This is the way it’s supposed to happen. Bad teams are supposed to turn the corner eventually by stockpiling top talent through the draft. Bad teams — even those with bumbling front offices — are supposed to find a franchise quarterback. The NFL is usually a cyclical story, more a place with upward mobility than impenetrable caste constraints.
That’s the way it should work. For the Cleveland Browns, though, that’s not the way it has played out. They’ve been trapped in a hellish nightmare, living a Groundhog Day-like existence in which mistakes by the lake pile up and crush souls. For 635 straight days, they woke up without a victory to savor. Six hundred thirty-five mornings of mourning. This on top of a decade-plus of irrelevance.
Baker Mayfield changed all that. The brash, Heisman Trophy-winning quarterback stepped into the spotlight Thursday night a delivered the prodigal win to Cleveland’s tortured fan base. He did it with flash and brilliance, going 17-for-23 and 201 yards. He overcame a 14-0 deficit and sank fellow rookie quarterback Sam Darnold.

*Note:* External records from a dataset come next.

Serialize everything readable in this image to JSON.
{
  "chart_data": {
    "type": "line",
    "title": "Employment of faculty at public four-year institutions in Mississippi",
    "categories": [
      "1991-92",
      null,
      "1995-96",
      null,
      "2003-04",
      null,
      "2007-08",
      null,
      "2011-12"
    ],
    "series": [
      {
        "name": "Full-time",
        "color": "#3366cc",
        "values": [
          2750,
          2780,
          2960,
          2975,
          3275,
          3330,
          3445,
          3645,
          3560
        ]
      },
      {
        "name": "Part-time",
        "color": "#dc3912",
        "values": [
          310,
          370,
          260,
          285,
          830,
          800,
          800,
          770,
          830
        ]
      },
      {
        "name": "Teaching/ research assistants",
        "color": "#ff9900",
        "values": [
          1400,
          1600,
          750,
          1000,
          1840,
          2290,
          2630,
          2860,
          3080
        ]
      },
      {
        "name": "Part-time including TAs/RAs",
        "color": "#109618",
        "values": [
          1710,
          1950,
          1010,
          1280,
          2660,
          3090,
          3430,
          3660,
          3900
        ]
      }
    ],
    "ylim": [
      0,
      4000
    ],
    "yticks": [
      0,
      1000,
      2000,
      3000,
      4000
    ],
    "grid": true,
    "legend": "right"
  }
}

Mayfield looked like a No. 1 pick. He looked like the damn savior. He looked like hope and change and the light at the end of a tunnel. And consider that did it all without the benefit of first-team reps, That he did it all, in some ways, despite the worst-laid plans of his coaches. He was never supposed to be in this spot, this early, playing this well.
It’s Week 3. It was the Jets. It is the Browns. Add all your caveats here. But what happened Thursday night was legendary. The atmosphere, narrative, and undeniable feeling that we were watching something special combined to make a bizarre reality — one in which Mayfield became a folk hero over night.
He’s the pied piper playing the tune of victory. The mysterious man who showed up in town and performed imaginary feats. The guy who did the impossible.
Mayfield’s comeback was not LeBron James scoring 25 straight points and becoming superhuman against the Detroit Pistons. But it was the dawning of a new age, the anointing of a new hometown hero.
And this hero will do it his own way. He’ll do do it with confidence and completed indifference to the Browns’ past failures.
Among his thoughts after delivering a long-awaited win? The fate of all that free beer.
Hope is a good thing, maybe the best of things. Beer is a close second. Mayfield brought both to a desperately thirsty franchise. This is the beginning of his folklore, but every story needs to start somewhere.